Comment tuer la chasse et la route [Montréal, le 24 septembre 1996]
Le ministre de l'Environnement et de la Faune, David Cliche, s'inquiète du déclin de la chasse au Québec (La Presse , 21 septembre 1996, p. A-19). Ses données révéleraient qu'en six ans, le nombre des chasseurs a diminué de 23%. Même si les arguments économiques rapportés par le journal sont plutôt bancals, cette préoccupation nous rend le ministre sympathique, qui se présente lui-même comme un chasseur et un pêcheur.
Mais le ministre ignore-t-il, ou feint-il d'ignorer, une cause élémentaire de l'évolution qu'il déplore? Pour obtenir le permis de chasse, il faut maintenant un véritable parcours du combattant, qui, en plus des exigences administratives québécoises[1], inclut les contrôles fédéraux de plus en plus prohibitifs sur les armes de chasse[2]. S'il est vrai que celui qui désire pêcher légalement la grenouille n'a à subir qu'une journée de formation -- ou plutôt, de propagande -- sanctionnée par un examen, celui qui souhaite chasser à l'arme à feu doit se soumettre à un week-end entier de rééducation[3]. Je soupçonne que le ministre a obtenu son permis de chasse à l'époque où c'était une formalité plutôt qu'un privilège, et qu'il tient son vieux fusil du temps où on achetait des armes chez Eaton.
Si l'on en croit les chiffres du ministre (toujours cité par La Presse ), la pêche, même si elle n'est pas aussi écrasée par la tyrannie administrative (le cas de la grenouille excepté), serait aussi en voie de disparition.
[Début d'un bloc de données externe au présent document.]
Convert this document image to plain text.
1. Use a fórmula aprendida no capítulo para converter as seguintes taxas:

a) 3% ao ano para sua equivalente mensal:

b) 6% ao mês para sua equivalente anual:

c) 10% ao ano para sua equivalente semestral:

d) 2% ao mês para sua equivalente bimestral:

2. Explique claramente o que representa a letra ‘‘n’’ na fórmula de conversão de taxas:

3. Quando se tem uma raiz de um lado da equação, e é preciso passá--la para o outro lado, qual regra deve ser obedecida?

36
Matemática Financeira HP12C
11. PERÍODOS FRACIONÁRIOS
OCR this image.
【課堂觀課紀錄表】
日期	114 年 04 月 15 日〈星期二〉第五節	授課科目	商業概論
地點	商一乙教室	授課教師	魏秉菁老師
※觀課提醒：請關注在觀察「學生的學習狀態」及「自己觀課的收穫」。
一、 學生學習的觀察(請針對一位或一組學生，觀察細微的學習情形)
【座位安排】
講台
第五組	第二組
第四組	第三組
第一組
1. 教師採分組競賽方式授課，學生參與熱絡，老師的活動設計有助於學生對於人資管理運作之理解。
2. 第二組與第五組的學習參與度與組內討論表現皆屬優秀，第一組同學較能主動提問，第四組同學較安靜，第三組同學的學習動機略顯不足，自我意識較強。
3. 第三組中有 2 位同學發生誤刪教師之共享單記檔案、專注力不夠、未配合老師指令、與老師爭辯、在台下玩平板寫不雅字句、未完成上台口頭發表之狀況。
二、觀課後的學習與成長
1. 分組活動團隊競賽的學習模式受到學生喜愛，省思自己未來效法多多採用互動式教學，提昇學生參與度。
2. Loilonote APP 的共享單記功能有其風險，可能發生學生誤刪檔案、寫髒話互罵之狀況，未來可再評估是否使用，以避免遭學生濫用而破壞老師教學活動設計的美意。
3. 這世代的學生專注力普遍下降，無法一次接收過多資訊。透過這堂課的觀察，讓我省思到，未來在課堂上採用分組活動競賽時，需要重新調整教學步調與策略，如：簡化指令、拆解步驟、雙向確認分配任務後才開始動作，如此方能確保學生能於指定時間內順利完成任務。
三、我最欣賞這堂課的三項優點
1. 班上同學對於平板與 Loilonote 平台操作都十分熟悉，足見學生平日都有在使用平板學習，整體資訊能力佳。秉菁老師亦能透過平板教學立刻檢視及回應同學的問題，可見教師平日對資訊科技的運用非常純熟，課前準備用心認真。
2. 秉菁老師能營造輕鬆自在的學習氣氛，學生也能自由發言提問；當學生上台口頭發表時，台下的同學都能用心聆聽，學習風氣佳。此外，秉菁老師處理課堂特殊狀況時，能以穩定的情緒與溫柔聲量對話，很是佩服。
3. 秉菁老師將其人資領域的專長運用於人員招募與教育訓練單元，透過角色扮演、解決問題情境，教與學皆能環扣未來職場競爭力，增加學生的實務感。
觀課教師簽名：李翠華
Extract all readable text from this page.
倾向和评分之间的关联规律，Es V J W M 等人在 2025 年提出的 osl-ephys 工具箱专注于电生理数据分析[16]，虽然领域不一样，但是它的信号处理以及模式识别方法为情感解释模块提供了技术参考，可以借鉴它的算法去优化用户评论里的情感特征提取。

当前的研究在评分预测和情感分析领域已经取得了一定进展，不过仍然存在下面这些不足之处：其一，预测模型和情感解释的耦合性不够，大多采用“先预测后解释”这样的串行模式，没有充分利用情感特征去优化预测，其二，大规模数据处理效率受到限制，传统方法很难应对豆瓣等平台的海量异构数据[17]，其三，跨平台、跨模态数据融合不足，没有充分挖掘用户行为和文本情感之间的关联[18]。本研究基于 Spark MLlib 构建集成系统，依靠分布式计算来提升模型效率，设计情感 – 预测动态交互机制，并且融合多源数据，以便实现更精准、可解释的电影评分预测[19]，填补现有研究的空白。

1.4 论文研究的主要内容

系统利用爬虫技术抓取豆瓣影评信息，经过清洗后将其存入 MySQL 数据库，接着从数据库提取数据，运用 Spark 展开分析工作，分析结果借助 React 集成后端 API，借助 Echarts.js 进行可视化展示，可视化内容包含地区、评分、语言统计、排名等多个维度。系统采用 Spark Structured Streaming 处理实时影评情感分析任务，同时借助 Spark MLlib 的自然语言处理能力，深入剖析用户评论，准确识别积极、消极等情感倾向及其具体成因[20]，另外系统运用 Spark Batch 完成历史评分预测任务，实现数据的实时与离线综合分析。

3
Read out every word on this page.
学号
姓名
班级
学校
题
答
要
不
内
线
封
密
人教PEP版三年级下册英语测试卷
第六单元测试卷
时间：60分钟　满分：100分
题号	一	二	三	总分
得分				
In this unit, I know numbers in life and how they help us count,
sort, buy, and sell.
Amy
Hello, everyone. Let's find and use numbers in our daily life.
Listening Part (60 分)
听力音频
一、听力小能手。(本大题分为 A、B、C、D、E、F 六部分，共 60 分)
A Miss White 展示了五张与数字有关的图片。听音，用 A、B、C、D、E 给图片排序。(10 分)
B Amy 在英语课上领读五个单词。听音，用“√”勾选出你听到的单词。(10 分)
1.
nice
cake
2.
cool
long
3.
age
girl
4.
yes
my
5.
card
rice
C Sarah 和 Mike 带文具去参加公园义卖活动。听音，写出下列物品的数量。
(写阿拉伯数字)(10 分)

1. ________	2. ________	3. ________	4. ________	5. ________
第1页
Peut-être les Québécois, à moitié urbains et totalement soumis, ont-ils tout à fait perdu leur âme de coureurs des bois -- ce qui serait révélateur d'autre chose[4]? Reste que le déclin de la pêche ne semble pas comparable à celui de la chasse: au cours des cinq dernières années, le nombre des pêcheurs aurait chuté de 6% seulement.
S'il était aussi administrativement compliqué et pénalement risqué d'acheter, d'immatriculer, d'utiliser et de déplacer une automobile qu'une arme de chasse (si, pour prendre deux exemples parmi d'autres, on vous questionnait sur vos chagrins d'amour et que l'on exigeât six répondants), il ne fait pas de doute que le nombre d'usagers de la route chuterait dramatiquement -- à moins qu'ils ne fassent une révolution.
J'ai une amie à l'esprit libre qui, en apprenant tout ce que l'État a concocté pour la dissuader de posséder des armes et de chasser, s'est empressée de le faire, dans le but d'envoyer paître le tyran et d'affirmer ce qui lui reste de droits. Je crains hélas! qu'elle ne soit pas représentative des Québécois et des Canadiens. Espérons qu'elle préfigure l'avenir.
1. J'avais mené un petit combat pour obtenir un permis de chasse en minimisant son coût en dignité personnelle.
2. Voir mon article "Questionnaire policier pour citoyens idiots et irresponsables ", Le Devoir , 29 juillet 1996, reproduit sur ce site; de même qu'un résumé de mon combat pour obtenir une "Autorisation d'acquisition d'armes à feu", toujours en minimisant les humiliations.
3. Voir, sur ce site, mon article "Rééduquer les rééducateurs".
4. Voir ma série d'articles sur "La révolution ratée", Le Devoir , 22, 23 et 24 janvier 1996; reproduit sur ce site.